Hudson first entered the addiction psychology profession as a certified recovery specialist. When he was exploring potential graduate programs, he said the 7.5-week pacing asynchronous class sessions provided a focused and flexible solution for his studies. What truly stood out to Hudson, however, was the remarkable support he received from his classmates. When he was struggling with classes and assignments, they were there to encourage him and provide valuable resources.

Broussard echoed Hudson’s sentiments, saying, “We’re all learning how to be clinicians and learning how to help other people. I really felt like my classmates truly cared. When things would get rough and difficult for some of us, we would really lean on each other and really support each other, and you felt that from not only your peers, but from your supervisors and your professors, as well.”

A wish to 'help people’

Swette had a successful career in real estate in California and was known for his resilience, sense of humor, friendliness, generosity and unselfish concern for others. He died in 2017 after a courageous battle with Lou Gehrig’s disease. His final wish to his siblings, who serve as trustees to his estate, was to use the estate to “help people.”
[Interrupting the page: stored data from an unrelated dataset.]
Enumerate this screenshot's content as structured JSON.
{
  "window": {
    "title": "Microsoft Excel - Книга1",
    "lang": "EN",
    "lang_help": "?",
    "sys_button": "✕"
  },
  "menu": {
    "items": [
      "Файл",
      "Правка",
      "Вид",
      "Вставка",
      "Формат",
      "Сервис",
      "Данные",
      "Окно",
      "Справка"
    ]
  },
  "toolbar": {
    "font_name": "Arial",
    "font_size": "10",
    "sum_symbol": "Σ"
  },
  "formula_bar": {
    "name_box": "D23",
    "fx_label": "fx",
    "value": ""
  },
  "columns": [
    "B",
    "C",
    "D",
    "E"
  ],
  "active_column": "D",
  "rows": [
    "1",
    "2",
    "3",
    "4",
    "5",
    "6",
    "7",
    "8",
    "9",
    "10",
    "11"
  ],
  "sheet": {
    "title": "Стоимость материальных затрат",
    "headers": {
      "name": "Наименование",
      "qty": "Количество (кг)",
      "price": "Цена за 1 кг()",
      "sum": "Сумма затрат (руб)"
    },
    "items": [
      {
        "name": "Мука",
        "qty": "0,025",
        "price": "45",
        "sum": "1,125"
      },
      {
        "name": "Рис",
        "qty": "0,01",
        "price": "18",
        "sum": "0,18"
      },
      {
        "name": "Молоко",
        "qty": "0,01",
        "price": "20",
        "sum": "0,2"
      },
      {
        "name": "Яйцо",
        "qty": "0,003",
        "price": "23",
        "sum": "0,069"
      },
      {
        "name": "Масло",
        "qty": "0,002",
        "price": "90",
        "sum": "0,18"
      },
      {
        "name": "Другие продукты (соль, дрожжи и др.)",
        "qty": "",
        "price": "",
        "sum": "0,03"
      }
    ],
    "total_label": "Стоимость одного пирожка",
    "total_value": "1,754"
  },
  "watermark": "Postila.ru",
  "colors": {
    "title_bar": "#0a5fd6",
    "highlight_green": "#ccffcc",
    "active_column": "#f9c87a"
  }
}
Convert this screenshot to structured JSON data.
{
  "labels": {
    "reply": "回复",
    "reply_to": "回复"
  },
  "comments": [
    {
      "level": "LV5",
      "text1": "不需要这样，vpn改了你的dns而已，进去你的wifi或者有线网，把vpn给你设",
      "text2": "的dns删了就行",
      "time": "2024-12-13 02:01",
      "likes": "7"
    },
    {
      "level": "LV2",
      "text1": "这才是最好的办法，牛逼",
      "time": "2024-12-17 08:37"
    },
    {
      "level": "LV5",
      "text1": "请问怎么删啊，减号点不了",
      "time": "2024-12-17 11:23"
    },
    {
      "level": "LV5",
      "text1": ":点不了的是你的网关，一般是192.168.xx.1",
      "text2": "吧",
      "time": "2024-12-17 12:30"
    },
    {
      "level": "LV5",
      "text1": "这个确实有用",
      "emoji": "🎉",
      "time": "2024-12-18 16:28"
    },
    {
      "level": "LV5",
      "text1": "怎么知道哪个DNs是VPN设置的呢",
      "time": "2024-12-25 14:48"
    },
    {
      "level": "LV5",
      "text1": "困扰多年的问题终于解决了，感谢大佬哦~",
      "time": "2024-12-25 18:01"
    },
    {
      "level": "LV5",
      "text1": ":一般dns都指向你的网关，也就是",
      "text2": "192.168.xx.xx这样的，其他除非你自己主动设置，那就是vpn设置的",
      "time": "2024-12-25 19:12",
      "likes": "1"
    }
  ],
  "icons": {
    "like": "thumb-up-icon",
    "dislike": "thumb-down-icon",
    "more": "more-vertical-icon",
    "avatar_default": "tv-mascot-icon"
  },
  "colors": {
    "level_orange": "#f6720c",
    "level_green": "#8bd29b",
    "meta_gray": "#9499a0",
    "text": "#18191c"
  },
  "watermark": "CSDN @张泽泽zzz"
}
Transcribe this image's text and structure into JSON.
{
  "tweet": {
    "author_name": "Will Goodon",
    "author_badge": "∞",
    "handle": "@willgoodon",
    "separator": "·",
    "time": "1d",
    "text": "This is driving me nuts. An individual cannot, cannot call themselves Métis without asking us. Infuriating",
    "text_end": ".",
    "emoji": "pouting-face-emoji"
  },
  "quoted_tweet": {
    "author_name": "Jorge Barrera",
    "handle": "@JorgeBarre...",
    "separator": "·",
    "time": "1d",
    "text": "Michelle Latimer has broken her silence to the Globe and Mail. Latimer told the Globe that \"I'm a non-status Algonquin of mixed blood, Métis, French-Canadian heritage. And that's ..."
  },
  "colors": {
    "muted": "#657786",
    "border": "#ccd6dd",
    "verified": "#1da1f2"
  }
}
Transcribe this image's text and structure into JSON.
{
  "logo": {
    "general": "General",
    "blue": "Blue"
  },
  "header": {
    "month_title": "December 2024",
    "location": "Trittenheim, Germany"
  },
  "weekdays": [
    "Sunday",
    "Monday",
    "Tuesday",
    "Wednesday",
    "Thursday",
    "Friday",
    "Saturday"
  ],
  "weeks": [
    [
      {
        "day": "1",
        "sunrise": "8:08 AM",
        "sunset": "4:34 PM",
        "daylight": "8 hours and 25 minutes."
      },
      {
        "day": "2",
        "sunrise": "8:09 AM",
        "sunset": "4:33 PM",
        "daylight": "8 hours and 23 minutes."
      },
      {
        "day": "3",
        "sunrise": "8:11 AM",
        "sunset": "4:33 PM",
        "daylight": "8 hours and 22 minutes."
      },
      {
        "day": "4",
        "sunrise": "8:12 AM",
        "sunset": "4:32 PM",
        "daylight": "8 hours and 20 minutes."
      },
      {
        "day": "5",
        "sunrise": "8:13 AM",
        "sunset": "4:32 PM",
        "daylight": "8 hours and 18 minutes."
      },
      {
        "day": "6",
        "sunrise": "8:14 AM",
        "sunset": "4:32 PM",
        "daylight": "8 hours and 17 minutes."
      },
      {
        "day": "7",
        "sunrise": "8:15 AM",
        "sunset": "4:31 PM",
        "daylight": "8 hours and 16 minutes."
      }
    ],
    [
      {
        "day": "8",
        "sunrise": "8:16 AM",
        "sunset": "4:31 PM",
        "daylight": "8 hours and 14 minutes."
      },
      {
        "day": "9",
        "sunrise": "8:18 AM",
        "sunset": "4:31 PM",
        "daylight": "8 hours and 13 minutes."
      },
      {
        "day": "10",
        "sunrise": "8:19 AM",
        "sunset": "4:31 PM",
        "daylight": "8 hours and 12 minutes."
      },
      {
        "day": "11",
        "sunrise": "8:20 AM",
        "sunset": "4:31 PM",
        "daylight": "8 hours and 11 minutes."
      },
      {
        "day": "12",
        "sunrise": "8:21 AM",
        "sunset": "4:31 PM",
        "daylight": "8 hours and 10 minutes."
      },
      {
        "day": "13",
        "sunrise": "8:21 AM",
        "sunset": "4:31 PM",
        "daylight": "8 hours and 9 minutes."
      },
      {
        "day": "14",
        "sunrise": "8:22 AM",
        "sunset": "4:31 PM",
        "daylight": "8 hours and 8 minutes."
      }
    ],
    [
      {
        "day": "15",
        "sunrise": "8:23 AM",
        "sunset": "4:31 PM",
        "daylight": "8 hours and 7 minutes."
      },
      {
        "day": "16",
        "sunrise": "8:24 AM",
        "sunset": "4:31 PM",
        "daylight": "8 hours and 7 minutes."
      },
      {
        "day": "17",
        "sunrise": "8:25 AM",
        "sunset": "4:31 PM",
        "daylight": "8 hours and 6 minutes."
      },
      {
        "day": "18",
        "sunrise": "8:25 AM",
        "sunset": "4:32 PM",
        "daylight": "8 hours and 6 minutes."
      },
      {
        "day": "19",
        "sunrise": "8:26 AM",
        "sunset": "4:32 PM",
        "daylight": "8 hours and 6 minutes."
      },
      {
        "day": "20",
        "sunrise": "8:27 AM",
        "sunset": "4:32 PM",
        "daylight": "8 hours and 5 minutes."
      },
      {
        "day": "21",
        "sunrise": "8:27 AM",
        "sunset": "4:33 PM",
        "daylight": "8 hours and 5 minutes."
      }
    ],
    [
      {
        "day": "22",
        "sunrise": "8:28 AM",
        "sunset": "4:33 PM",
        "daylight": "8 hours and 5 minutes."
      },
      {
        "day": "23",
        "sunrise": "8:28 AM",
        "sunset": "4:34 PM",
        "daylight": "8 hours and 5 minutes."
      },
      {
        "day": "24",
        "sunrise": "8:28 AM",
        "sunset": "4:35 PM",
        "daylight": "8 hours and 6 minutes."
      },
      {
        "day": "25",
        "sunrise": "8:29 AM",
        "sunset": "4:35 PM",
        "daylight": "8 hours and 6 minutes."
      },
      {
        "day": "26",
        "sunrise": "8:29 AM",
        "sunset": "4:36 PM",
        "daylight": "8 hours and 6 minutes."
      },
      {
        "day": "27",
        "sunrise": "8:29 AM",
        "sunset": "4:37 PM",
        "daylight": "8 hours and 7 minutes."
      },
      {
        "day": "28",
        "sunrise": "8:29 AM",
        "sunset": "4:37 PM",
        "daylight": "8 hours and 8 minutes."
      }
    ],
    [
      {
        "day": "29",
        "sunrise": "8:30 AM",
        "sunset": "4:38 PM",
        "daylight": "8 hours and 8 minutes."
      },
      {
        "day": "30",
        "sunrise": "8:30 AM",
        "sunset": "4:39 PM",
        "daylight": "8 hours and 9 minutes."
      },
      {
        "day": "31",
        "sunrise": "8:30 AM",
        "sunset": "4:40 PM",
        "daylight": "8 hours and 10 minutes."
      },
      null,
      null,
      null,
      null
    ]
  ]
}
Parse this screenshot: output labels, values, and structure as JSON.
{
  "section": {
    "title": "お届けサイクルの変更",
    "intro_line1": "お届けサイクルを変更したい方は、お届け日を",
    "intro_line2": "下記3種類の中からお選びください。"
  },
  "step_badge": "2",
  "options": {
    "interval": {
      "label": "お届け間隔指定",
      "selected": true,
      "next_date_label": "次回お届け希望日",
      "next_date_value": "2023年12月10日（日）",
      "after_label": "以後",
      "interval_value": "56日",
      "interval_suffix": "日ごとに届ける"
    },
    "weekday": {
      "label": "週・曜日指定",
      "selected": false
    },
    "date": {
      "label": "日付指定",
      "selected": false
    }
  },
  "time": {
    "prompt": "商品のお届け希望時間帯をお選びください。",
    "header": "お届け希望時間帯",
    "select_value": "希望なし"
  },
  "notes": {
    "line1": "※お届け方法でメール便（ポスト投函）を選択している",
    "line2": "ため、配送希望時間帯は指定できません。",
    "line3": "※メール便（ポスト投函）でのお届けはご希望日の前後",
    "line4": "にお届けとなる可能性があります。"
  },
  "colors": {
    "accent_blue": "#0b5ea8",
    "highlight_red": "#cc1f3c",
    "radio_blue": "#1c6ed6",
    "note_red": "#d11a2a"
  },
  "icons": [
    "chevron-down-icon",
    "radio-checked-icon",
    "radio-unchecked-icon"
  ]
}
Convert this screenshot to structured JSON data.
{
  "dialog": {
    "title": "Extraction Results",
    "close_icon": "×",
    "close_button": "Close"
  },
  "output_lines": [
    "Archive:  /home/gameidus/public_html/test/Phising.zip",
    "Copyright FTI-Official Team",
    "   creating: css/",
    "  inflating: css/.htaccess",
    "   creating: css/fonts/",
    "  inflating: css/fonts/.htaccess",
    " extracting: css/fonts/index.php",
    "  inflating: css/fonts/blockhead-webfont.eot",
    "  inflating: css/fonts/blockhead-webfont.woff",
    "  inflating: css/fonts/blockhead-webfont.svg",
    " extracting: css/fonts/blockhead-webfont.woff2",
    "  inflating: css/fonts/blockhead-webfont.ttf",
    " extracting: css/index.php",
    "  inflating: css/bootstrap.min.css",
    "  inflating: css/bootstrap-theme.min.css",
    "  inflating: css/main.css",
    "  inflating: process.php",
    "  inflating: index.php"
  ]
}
In addition to supporting Lou Gehrig’s disease research, they chose to support addiction research at ASU because Swette was a recovering alcoholic who was 20 years sober when he died.

Collaborating with ASU partnerships like the Substance Use and Addiction Translation Research Network (SATRN) and Research and Education Advancing Children’s Health (REACH), the development of the Addiction Resource Center for Community Education and Prevention Services will have broad community impact in preventing youth substance use and reducing the burden of addiction by providing continuing education courses and in-service trainings for addiction counselors, behavioral health professionals, secondary education teachers and counselors.

Support will be available for corporate partners, too. Evidence-based, self-guided prevention programs for employees will be developed and disseminated through the Swette family-funded resource center and the department’s Psych for Life initiative.

Funding would also support the development of a telehealth addiction practicum, increasing the availability of evidence-based, addiction prevention and treatment services in underrepresented communities.

“The online format of the master’s program has allowed us to provide classroom training to students throughout the U.S., including students in remote and underserved locations. Master’s students must also complete a 600-hour supervised addiction practicum. However, the lack of high-quality addiction treatment broadly, and particularly in underserved areas, makes it difficult for some students to secure an approved local, supervised practicum. This telehealth program will make us more accessible, increasing high-quality addiction prevention and treatment where it is needed most,” Meier said.